Traffic Engineering in multiprotocol label switching VPNs

Abstract

The changing nature of Internet-based applications is imposing stricter demands on the performance of the Internet. For many new applications requiring differentiated quality of service, the best effort model of the internet is no longer adequate. Multiprotocol label switching (MPLS) overlays a connection oriented network on the connection-less IP networks, thereby addressing several shortcomings of the IP network. MPLS improves the forwarding speed, and it provides a virtual path capability to efficiently carry differentiated services. Additionally, MPLS enables traffic engineering by explicit traffic engineering tunnels to be set up across the network to utilize all available bandwidth in an efficient manner.
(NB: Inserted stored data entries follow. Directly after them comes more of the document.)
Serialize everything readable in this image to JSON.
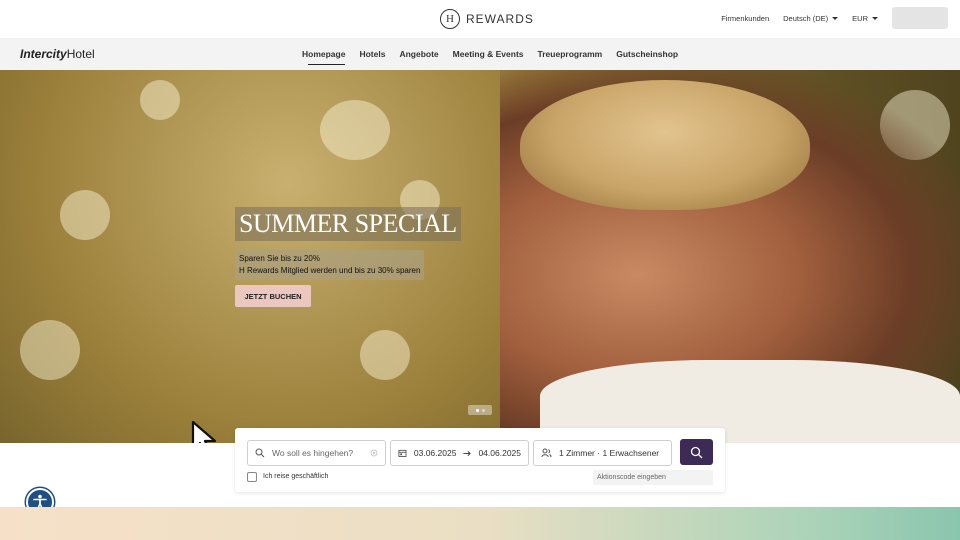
{
  "topbar": {
    "logo_text": "REWARDS",
    "logo_mark": "H",
    "links": [
      "Firmenkunden"
    ],
    "language": "Deutsch (DE)",
    "currency": "EUR"
  },
  "navbar": {
    "brand_bold": "Intercity",
    "brand_regular": "Hotel",
    "items": [
      {
        "label": "Homepage",
        "active": true
      },
      {
        "label": "Hotels",
        "active": false
      },
      {
        "label": "Angebote",
        "active": false
      },
      {
        "label": "Meeting & Events",
        "active": false
      },
      {
        "label": "Treueprogramm",
        "active": false
      },
      {
        "label": "Gutscheinshop",
        "active": false
      }
    ]
  },
  "hero": {
    "headline": "SUMMER SPECIAL",
    "line1": "Sparen Sie bis zu 20%",
    "line2": "H Rewards Mitglied werden und bis zu 30% sparen",
    "cta": "JETZT BUCHEN",
    "slides": 2,
    "active_slide": 1
  },
  "booking": {
    "destination_placeholder": "Wo soll es hingehen?",
    "date_from": "03.06.2025",
    "date_to": "04.06.2025",
    "rooms_guests": "1 Zimmer · 1 Erwachsener",
    "business_travel_label": "Ich reise geschäftlich",
    "business_travel_checked": false,
    "promo_placeholder": "Aktionscode eingeben"
  },
  "colors": {
    "search_button": "#3d2a56",
    "cta_button": "#ecc7c0",
    "accessibility": "#1f4f83"
  },
  "icons": {
    "search": "search-icon",
    "calendar": "calendar-icon",
    "guests": "guests-icon",
    "accessibility": "accessibility-icon"
  }
}
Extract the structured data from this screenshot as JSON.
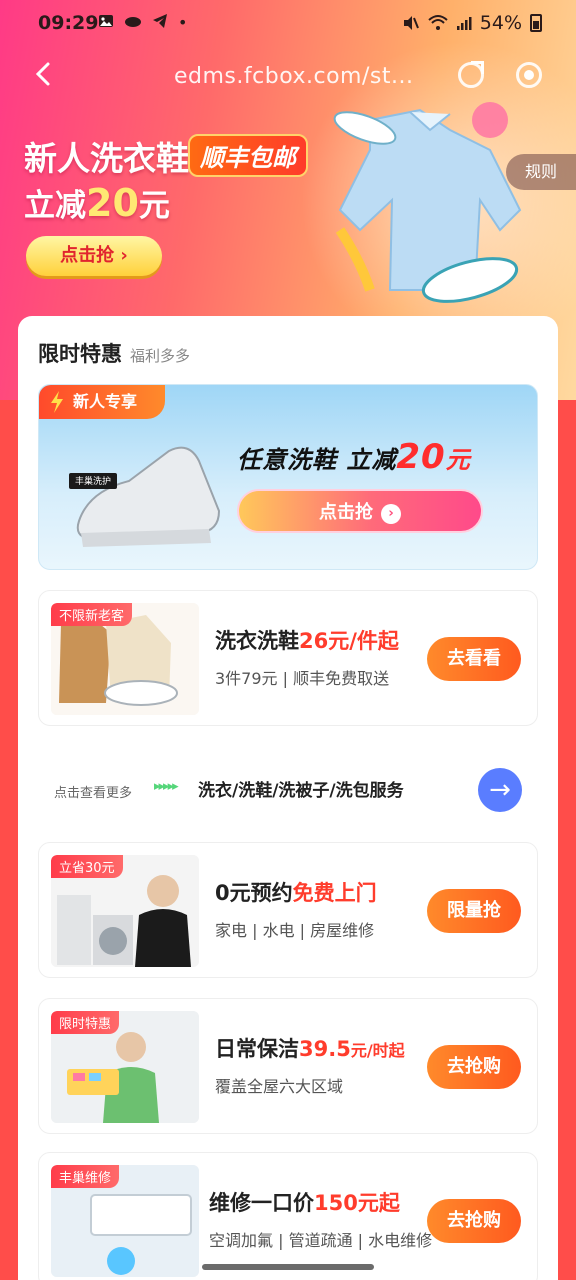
{
  "status_bar": {
    "time": "09:29",
    "dot": "•",
    "battery": "54%"
  },
  "nav": {
    "url": "edms.fcbox.com/st..."
  },
  "hero": {
    "title": "新人洗衣鞋",
    "tag": "顺丰包邮",
    "subtitle_prefix": "立减",
    "subtitle_amount": "20",
    "subtitle_suffix": "元",
    "cta": "点击抢 ›",
    "rules": "规则"
  },
  "section": {
    "title": "限时特惠",
    "subtitle": "福利多多"
  },
  "new_user_banner": {
    "tag": "新人专享",
    "headline_a": "任意洗鞋  立减",
    "headline_amount": "20",
    "headline_unit": "元",
    "cta": "点击抢",
    "shoe_label": "丰巢洗护"
  },
  "services": [
    {
      "badge": "不限新老客",
      "title_a": "洗衣洗鞋",
      "price": "26元/件起",
      "desc": "3件79元 | 顺丰免费取送",
      "button": "去看看"
    },
    {
      "badge": "立省30元",
      "title_a": "0元预约",
      "price": "免费上门",
      "desc": "家电 | 水电 | 房屋维修",
      "button": "限量抢"
    },
    {
      "badge": "限时特惠",
      "title_a": "日常保洁",
      "price": "39.5",
      "unit": "元/时起",
      "desc": "覆盖全屋六大区域",
      "button": "去抢购"
    },
    {
      "badge": "丰巢维修",
      "title_a": "维修一口价",
      "price": "150元起",
      "desc": "空调加氟 | 管道疏通 | 水电维修",
      "button": "去抢购"
    }
  ],
  "more": {
    "hint": "点击查看更多",
    "arrows": "▸▸▸▸▸",
    "services": "洗衣/洗鞋/洗被子/洗包服务"
  },
  "colors": {
    "accent_red": "#ff3c2c",
    "button_orange": "#ff6a1f",
    "go_blue": "#5a7dff"
  }
}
Constraint-based routing has been proposed as an effective approach to implement traffic engineering in MPLS. In this thesis, we propose several constraint-based routing algorithms to support both Quality of Service (QoS) and BE traffic of VPNs over the MPLS network. Our algorithms also show the explicit route setup for VPNs by including attributes like node affinity and link affinity constraints. We also study the path length limit for the QoS traffic of VPNs which may have stringent hop constraints due to delay requirements. Finally, we propose various path protection schemes for MPLS VPNs. Our approach for VPNs are scalable to large networks.